A week or so ago, I accidentally found that my Local Council (Reading) have a web page displaying live information (every 5 mins) on how full each of the town centre car parks is. Its a few clicks into the site and presented as a table and a basic map. You can see it here.
Whilst I think its great that someone has done all of the hard work to collect the data and get it up onto the site, it didn’t feel like it was particularly useful in the format its in. Above all its not particularly mobile friendly… which is kind-of what you’re likely to be using at the point when you want to know whether the carpark you are heading for is full or not.
So as an exercise in ‘how easy would it be to do something with the data’, I built this… Its a live view of how full each of the six main car parks in Reading is right now. (Note: For some reason it doesn’t work in Internet Explorer – sorry – although fine in Firefox, Safari, Chrome etc)
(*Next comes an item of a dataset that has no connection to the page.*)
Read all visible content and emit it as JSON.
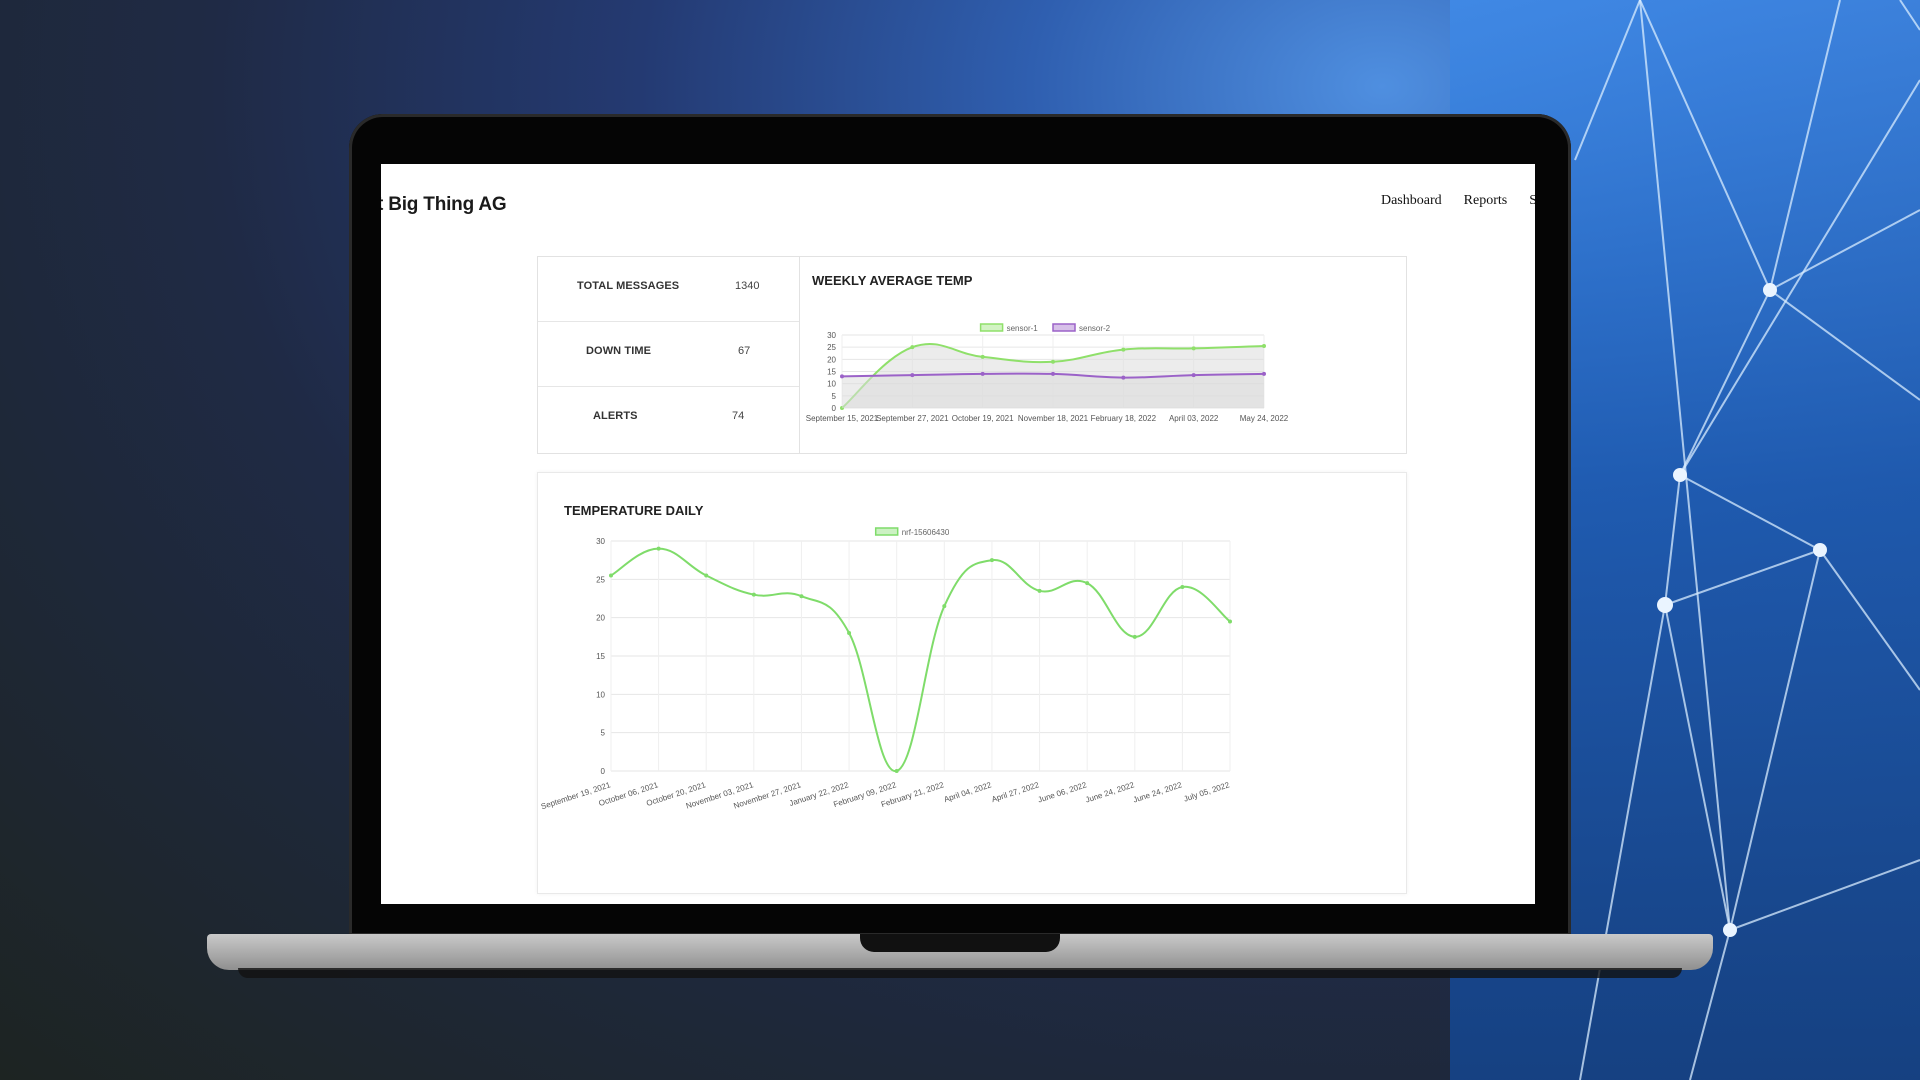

UPDATE: 9th Sept 2010 – The councils website is currently saying that its carpark web service is unavailable… So the map below doesnt work at the moment Update: 24th Sept 2010 – Appears to be up and running again
Sorry your browser wont let you see the map here. click on the link below instead
… It shows a google map, uses Yahoo Query Language to scrape the information off the councils web site, converts the info to a ‘percentage full’ figure, then pops markers on the map which are coloured green, yellow, or red depending on how full the carpark is.
Its not particularly polished – and there are loads of ways it could be improved, but for a quick hack, its not a bad start.
If you want to use it yourself (without having to link to this blog post) then you can get it here http://jimanning.com/rdgcarparks
Having hacked this together it set me thinking along the lines of…
- It took around 2 hours to make this
- I’m not a fantastic coder & it was the first time I had used the google maps API & Yahoo Query Language
- based on the above, one days work, from someone who knew what they were doing, would be all it would take to make this a super useful thing.
- If Reading council made the data available in a more ‘consumable’ way then it would be even easier to build stuff like this.
So the thought I’m left with is… what’s stopping Reading Council from turning all the data they have into formats that are more easily accessible and therefore more useful to the people who live here?